Empowering Trojans in their Financial Journey

By Victoria Bandini and Arianna Martinez

What is Financial Wellness?

According to Forbes, financial wellness is “a relative measure of how well a person manages their financial life.” But, it is also more than that. For many college students, pursuing a college degree is a step toward financial mobility. This year, the USC Career Center hosted its 5th annual Financial Literacy Conference, with new workshops and panel discussions on first-time homebuyers and salary transparency. As graduate students, we know firsthand how easy financial stressors–paying for college, providing for our families, and accessing professional opportunities–can make learning difficult. In looking at Let’s Talk About Money!, a panel of first-generation college undergraduate and graduate students, panelists shared their candid experiences with breaking financial barriers and cultivating a financial wellness journey. When asked why they are passionate about financial wellness, Celine said, “Being financially literate gives you the ability to dream.” Kerry shares the same sentiment: 

Financial readiness opens up time to explore passions and dreams, allowing the comfort of trying new things. It is a type of health we need to take care of.

However, talking about financial wellness can be taboo or uncomfortable for many students in historically wealthy institutions that do not provide formal financial education. In this article, we provide some tips and resources for students looking to start—or continue—their personal financial wellness journey. 

What are some ways to work towards financial wellness as a college student?

Incorporating financial wellness into your everyday life doesn’t have to be complicated and it’s never too early or too late to start your financial wellness journey. For example, …
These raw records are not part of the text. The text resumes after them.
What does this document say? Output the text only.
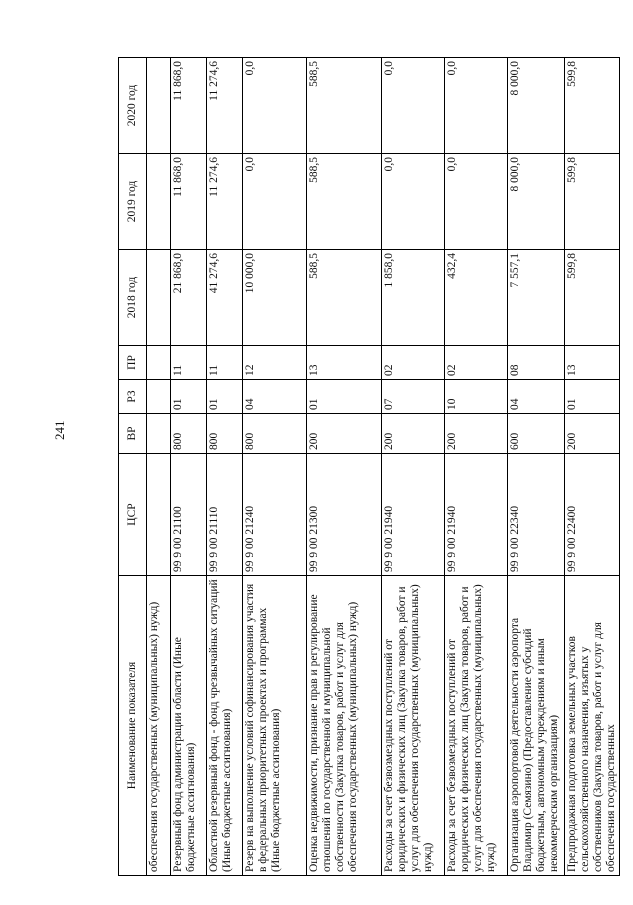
241
Наименование показателя	ЦСР	ВР	РЗ	ПР	2018 год	2019 год	2020 год
обеспечения государственных (муниципальных) нужд)							
Резервный фонд администрации области (Иные бюджетные ассигнования)	99 9 00 21100	800	01	11	21 868,0	11 868,0	11 868,0
Областной резервный фонд - фонд чрезвычайных ситуаций (Иные бюджетные ассигнования)	99 9 00 21110	800	01	11	41 274,6	11 274,6	11 274,6
Резерв на выполнение условий софинансирования участия в федеральных приоритетных проектах и программах (Иные бюджетные ассигнования)	99 9 00 21240	800	04	12	10 000,0	0,0	0,0
Оценка недвижимости, признание прав и регулирование отношений по государственной и муниципальной собственности (Закупка товаров, работ и услуг для обеспечения государственных (муниципальных) нужд)	99 9 00 21300	200	01	13	588,5	588,5	588,5
Расходы за счет безвозмездных поступлений от юридических и физических лиц (Закупка товаров, работ и услуг для обеспечения государственных (муниципальных) нужд)	99 9 00 21940	200	07	02	1 858,0	0,0	0,0
Расходы за счет безвозмездных поступлений от юридических и физических лиц (Закупка товаров, работ и услуг для обеспечения государственных (муниципальных) нужд)	99 9 00 21940	200	10	02	432,4	0,0	0,0
Организация аэропортовой деятельности аэропорта Владимир (Семязино) (Предоставление субсидий бюджетным, автономным учреждениям и иным некоммерческим организациям)	99 9 00 22340	600	04	08	7 557,1	8 000,0	8 000,0
Предпродажная подготовка земельных участков сельскохозяйственного назначения, изъятых у собственников (Закупка товаров, работ и услуг для обеспечения государственных	99 9 00 22400	200	01	13	599,8	599,8	599,8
  1. Explore your Attitudes about Money and Finances—think about your relationship with money. How have your upbringing and personal experiences impacted your financial mindset? Understanding how you feel about money helps you evaluate your spending habits and work towards your financial goals. 
  2. Look for Support—tackling finances alone can be challenging. Financial advisors and online resources can provide the knowledge and tools you need to understand and manage your financial situation. 
  3. Do Your Research—Financial terminology can be daunting and confusing. It is important to look at multiple sources of information rather than just one. Instagram, TikTok, and Reddit, among a few popular social media platforms, can be informative tools, but there are other websites to verify information, including SmartAsset and NerdWallet.
  4. Understand Your Budget—Creating a spreadsheet and tracking your monthly expenses is a good way to see where your money is going. Being aware of your spending habits and identifying your needs vs. your wants is important when making informed financial decisions.
  5. Save When Possible—While saving a certain percentage of your income isn’t always possible as financial circumstances change, saving when possible is a good way to build your financial safety net. Setting aside even small amounts ($1 per day, $20 every paycheck) is a good habit to keep up. 

Who provides information about financial education? 

Many resources are available to students looking to work towards meeting their financial goals. Here at USC, the USC Credit Union offers free financial counseling along with information about student banking, savings and investments

The USC Career Center provides career advising to undergraduate and graduate students through scheduled and drop-in appointments. While the Financial Literacy Conference has already passed, recordings of the virtual events hosted that week are available on the USC Career Center YouTube page including events like Financial Wellness 101: Budgeting & Debt Management and Know Your Rights (And Your Worth)!.

Additionally, iGrad is a useful tool for learning more about financial wellness strategies as a college student. The site provides information about loan management and repayment, live webinars, and online courses to boost financial literacy skills. 

Resources: There are also social media accounts across platforms that provide finance tips and tricks for those interested. On Instagram, accounts such as @firstgenliving, @latinagraduate, @thebrokeblackgirl, @humphreytalks, and more provide information around investing, taxes, managing debt, and building accessible wealth to students. Also, accounts like @freefoodusc, @usccareercenter, @firstgenplussc, and @uscgsg provide resources and share information about campus events and workshops for USC students to attend. 

While achieving financial wellness can feel out of reach as a college student, it is never too early or too late to begin your financial wellness journey! 


The content is offered for general educational purposes. Viewers who decide to act upon the information do so at their own discretion and risk. We strongly advise viewers to consult with a certified financial professional or advisor before making any financial decisions.

The USC Career Center and its associates assume no responsibility or liability for any losses or damages that may occur as a result of relying on the information provided in this video.